Computer hardware stocks saw considerable weakness on the day, with the NYSE Arca Computer Hardware Index tumbling by 2.5 percent to a nearly five-month closing low.
Shares of Western Digital (WDC) moved sharply lower after a report from the Nikkei newspaper said the company and Japan’s Kioxia Holdings have called off merger talks.
Significant weakness was also visible among software stocks, as reflected by the 2.5 percent slump by the Dow Jones U.S. Software Index.
Oil service stocks also came under pressure amid a steep drop by the price of crude oil, dragging the Philadelphia Oil Service Index down by 2.3 percent.
The sell-off by oil service stocks comes amid a steep drop by the price of crude oil, with crude for December delivery tumbling $1.67 to $83.72 a barrel.
Transportation and pharmaceutical stocks also saw notable weakness, while commercial real estate, financial and housing stocks bucked the downward trend.
In overseas trading, stock markets across the Asia-Pacific region moved mostly lower during trading on Thursday. Japan’s Nikkei 225 Index dove by 2.1 percent, while South Korea’s Kospi plummeted by 2.7 percent.
The major European markets also moved to the downside on the day. While the German DAX Index slumped by 1.1 percent, the U.K.’s FTSE 100 Index slid by 0.8 percent and the French CAC 40 Index fell by 0.4 percent.

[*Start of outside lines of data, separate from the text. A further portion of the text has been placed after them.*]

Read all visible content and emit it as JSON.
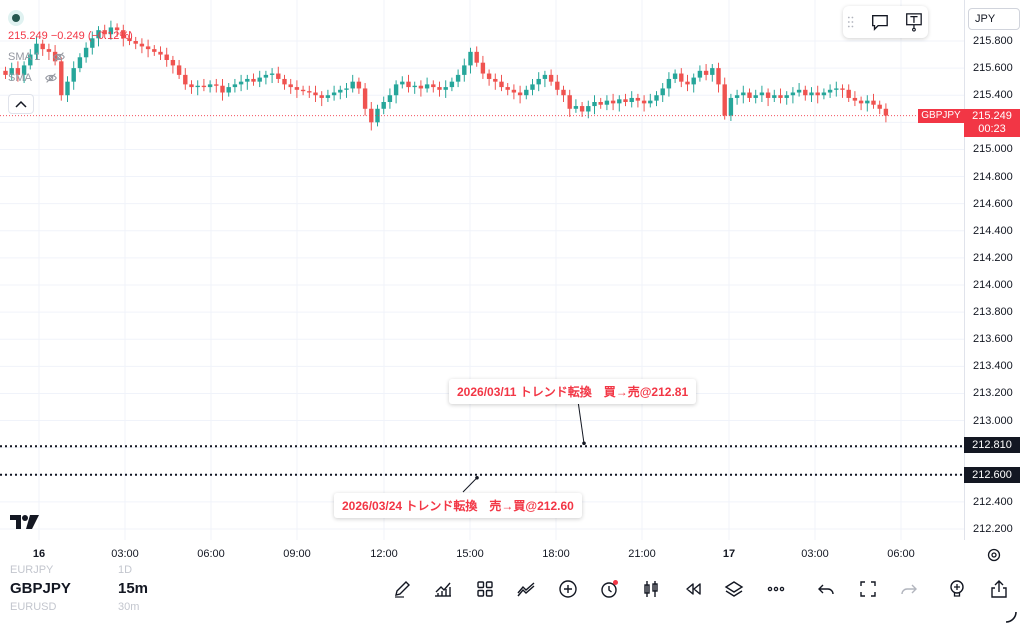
{
  "legend": {
    "price": "215.249 −0.249 (−0.12%)",
    "indicators": [
      {
        "label": "SMA 1"
      },
      {
        "label": "SMA"
      }
    ]
  },
  "price_scale": {
    "currency": "JPY",
    "ticks": [
      "215.800",
      "215.600",
      "215.400",
      "215.200",
      "215.000",
      "214.800",
      "214.600",
      "214.400",
      "214.200",
      "214.000",
      "213.800",
      "213.600",
      "213.400",
      "213.200",
      "213.000",
      "212.800",
      "212.600",
      "212.400",
      "212.200"
    ],
    "tick_values": [
      215.8,
      215.6,
      215.4,
      215.2,
      215.0,
      214.8,
      214.6,
      214.4,
      214.2,
      214.0,
      213.8,
      213.6,
      213.4,
      213.2,
      213.0,
      212.8,
      212.6,
      212.4,
      212.2
    ],
    "current_price": "215.249",
    "countdown": "00:23",
    "symbol_tag": "GBPJPY"
  },
  "horizontal_lines": [
    {
      "label": "212.810",
      "price": 212.81
    },
    {
      "label": "212.600",
      "price": 212.6
    }
  ],
  "annotations": [
    {
      "text": "2026/03/11 トレンド転換　買→売@212.81"
    },
    {
      "text": "2026/03/24 トレンド転換　売→買@212.60"
    }
  ],
  "time_axis": {
    "labels": [
      {
        "text": "16",
        "bold": true
      },
      {
        "text": "03:00",
        "bold": false
      },
      {
        "text": "06:00",
        "bold": false
      },
      {
        "text": "09:00",
        "bold": false
      },
      {
        "text": "12:00",
        "bold": false
      },
      {
        "text": "15:00",
        "bold": false
      },
      {
        "text": "18:00",
        "bold": false
      },
      {
        "text": "21:00",
        "bold": false
      },
      {
        "text": "17",
        "bold": true
      },
      {
        "text": "03:00",
        "bold": false
      },
      {
        "text": "06:00",
        "bold": false
      }
    ]
  },
  "bottom_bar": {
    "symbol": "GBPJPY",
    "interval": "15m",
    "prev_symbol": "EURJPY",
    "prev_interval": "1D",
    "next_symbol": "EURUSD",
    "next_interval": "30m",
    "tools": [
      "pen-icon",
      "indicators-icon",
      "grid-icon",
      "compare-icon",
      "add-icon",
      "alert-icon",
      "candle-type-icon",
      "replay-icon",
      "layers-icon",
      "more-icon",
      "undo-icon",
      "fullscreen-icon",
      "redo-icon",
      "lightbulb-icon",
      "share-icon"
    ]
  },
  "colors": {
    "up": "#26a69a",
    "down": "#ef5350",
    "annotation_text": "#f23645",
    "price_tag": "#f23645"
  },
  "chart_data": {
    "type": "candlestick",
    "symbol": "GBPJPY",
    "interval": "15m",
    "ylim": [
      212.15,
      215.95
    ],
    "x_range": [
      "16 00:00",
      "17 06:30"
    ],
    "closes": [
      215.55,
      215.6,
      215.55,
      215.62,
      215.7,
      215.78,
      215.74,
      215.72,
      215.65,
      215.4,
      215.5,
      215.6,
      215.68,
      215.75,
      215.82,
      215.88,
      215.85,
      215.9,
      215.88,
      215.82,
      215.8,
      215.78,
      215.76,
      215.74,
      215.72,
      215.7,
      215.66,
      215.62,
      215.55,
      215.48,
      215.46,
      215.47,
      215.46,
      215.48,
      215.47,
      215.42,
      215.46,
      215.48,
      215.5,
      215.52,
      215.5,
      215.53,
      215.55,
      215.56,
      215.52,
      215.48,
      215.46,
      215.44,
      215.43,
      215.42,
      215.4,
      215.38,
      215.4,
      215.42,
      215.44,
      215.45,
      215.5,
      215.45,
      215.3,
      215.2,
      215.3,
      215.35,
      215.4,
      215.48,
      215.5,
      215.46,
      215.47,
      215.45,
      215.48,
      215.46,
      215.44,
      215.46,
      215.5,
      215.55,
      215.62,
      215.72,
      215.64,
      215.56,
      215.52,
      215.5,
      215.46,
      215.44,
      215.42,
      215.4,
      215.44,
      215.48,
      215.52,
      215.55,
      215.5,
      215.44,
      215.4,
      215.3,
      215.32,
      215.28,
      215.32,
      215.35,
      215.33,
      215.36,
      215.34,
      215.37,
      215.35,
      215.38,
      215.36,
      215.34,
      215.36,
      215.4,
      215.45,
      215.52,
      215.56,
      215.5,
      215.48,
      215.53,
      215.58,
      215.55,
      215.6,
      215.48,
      215.25,
      215.38,
      215.4,
      215.42,
      215.38,
      215.4,
      215.42,
      215.38,
      215.4,
      215.38,
      215.4,
      215.42,
      215.44,
      215.4,
      215.42,
      215.4,
      215.42,
      215.44,
      215.45,
      215.44,
      215.38,
      215.36,
      215.34,
      215.36,
      215.33,
      215.3,
      215.25
    ]
  }
}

In the bond market, treasuries moved notably higher despite the upbeat U.S. economic data. As a result, the yield on the benchmark ten-year note, which moves opposite of its price, tumbled 10.8 basis points to 4.845 percent.
The Commerce Department’s report on personal income and spending in September is likely to be in focus on Friday, as it includes readings on inflation said to be preferred by the Federal Reserve.
Trading may also be impacted by reaction to the latest earnings news, with Amazon (AMZN) and Intel (INTC) among the companies releasing their quarterly results after the close of today’s trading.
Energy giants Chevron (CVX) and Exxon Mobil (XOM) are also among the companies due to report their results before the start of trading on Friday.